WatchDox LTD
- Formerly: Confidela
- Industry: Software
- Founded: 2008
- Founder: Noam Livnat, Moti Rafalin
- Fate: Acquired by BlackBerry Limited
- Headquarters: Palo Alto, California, United States
- Area served: Worldwide
- Products: Secure collaboration platform DRM File Sync and Share
- Revenue: $15 million (annual recurring revenue before acquisition)
- Number of employees: 100
- Parent: BlackBerry Limited (since April 2015)

= WatchDox =

Acquired company

WatchDox LTD (originally called Confidela) is a secure collaboration company which was founded by Noam Livnat and Moti Rafalin in 2008. WatchDox developed the first end-to-end DRM (Digital Rights Management) File Sync and Share platform.

In 2012 WatchDox acquired InstallFree as part of its strategy to provide a full suite of secure collaboration capabilities.
The company grew to about 100 employees, and over 300 top enterprise customers, including Coca-Cola, Nike, Disney, Chevron, Zurich Insurance, KPMG, Bloomberg, Corning, Sony Comerica, Blackstone, TPG, MLB and others.
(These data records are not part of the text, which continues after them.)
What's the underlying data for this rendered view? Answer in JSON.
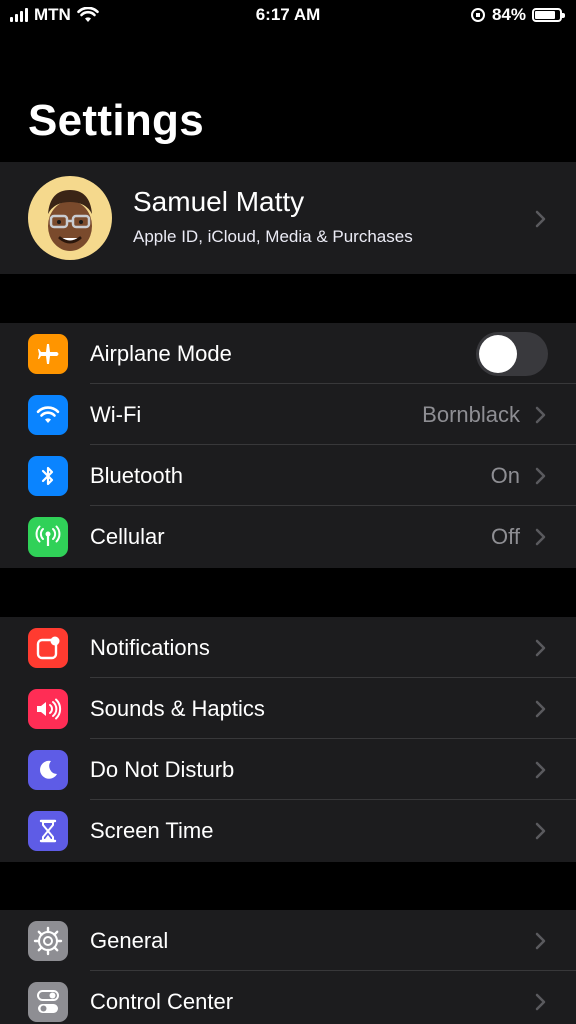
{
  "status_bar": {
    "carrier": "MTN",
    "time": "6:17 AM",
    "battery_percent": "84%",
    "battery_level": 0.84
  },
  "page": {
    "title": "Settings"
  },
  "profile": {
    "name": "Samuel Matty",
    "subtitle": "Apple ID, iCloud, Media & Purchases"
  },
  "group1": {
    "airplane": {
      "label": "Airplane Mode",
      "icon": "airplane-icon",
      "color": "#ff9500",
      "toggle_on": false
    },
    "wifi": {
      "label": "Wi-Fi",
      "value": "Bornblack",
      "icon": "wifi-icon",
      "color": "#0a84ff"
    },
    "bluetooth": {
      "label": "Bluetooth",
      "value": "On",
      "icon": "bluetooth-icon",
      "color": "#0a84ff"
    },
    "cellular": {
      "label": "Cellular",
      "value": "Off",
      "icon": "cellular-icon",
      "color": "#30d158"
    }
  },
  "group2": {
    "notifications": {
      "label": "Notifications",
      "icon": "notifications-icon",
      "color": "#ff3b30"
    },
    "sounds": {
      "label": "Sounds & Haptics",
      "icon": "speaker-icon",
      "color": "#ff2d55"
    },
    "dnd": {
      "label": "Do Not Disturb",
      "icon": "moon-icon",
      "color": "#5e5ce6"
    },
    "screentime": {
      "label": "Screen Time",
      "icon": "hourglass-icon",
      "color": "#5e5ce6"
    }
  },
  "group3": {
    "general": {
      "label": "General",
      "icon": "gear-icon",
      "color": "#8e8e93"
    },
    "control": {
      "label": "Control Center",
      "icon": "toggles-icon",
      "color": "#8e8e93"
    }
  }
}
Gartner consistently rated WatchDox as a visionary product in the EFSS (Enterprise File Sync and Share) market and in 2017 named it the best product of its kind in the "workforce productivity" and "protection" categories.

WatchDox grew to about $15 million in annual recurring revenue before it was acquired by BlackBerry Limited in April 2015. BlackBerry renamed the WatchDox product to BlackBerry Workspaces.

WatchDox was headquartered in Palo Alto, CA and its R&D center was located in Petah Tikva, Israel. After its acquisition by BlackBerry, WatchDox R&D center became BlackBerry's Israel R&D center (John Chen, BlackBerry's CEO, visited the WatchDox employees and the Israeli PM after the acquisition).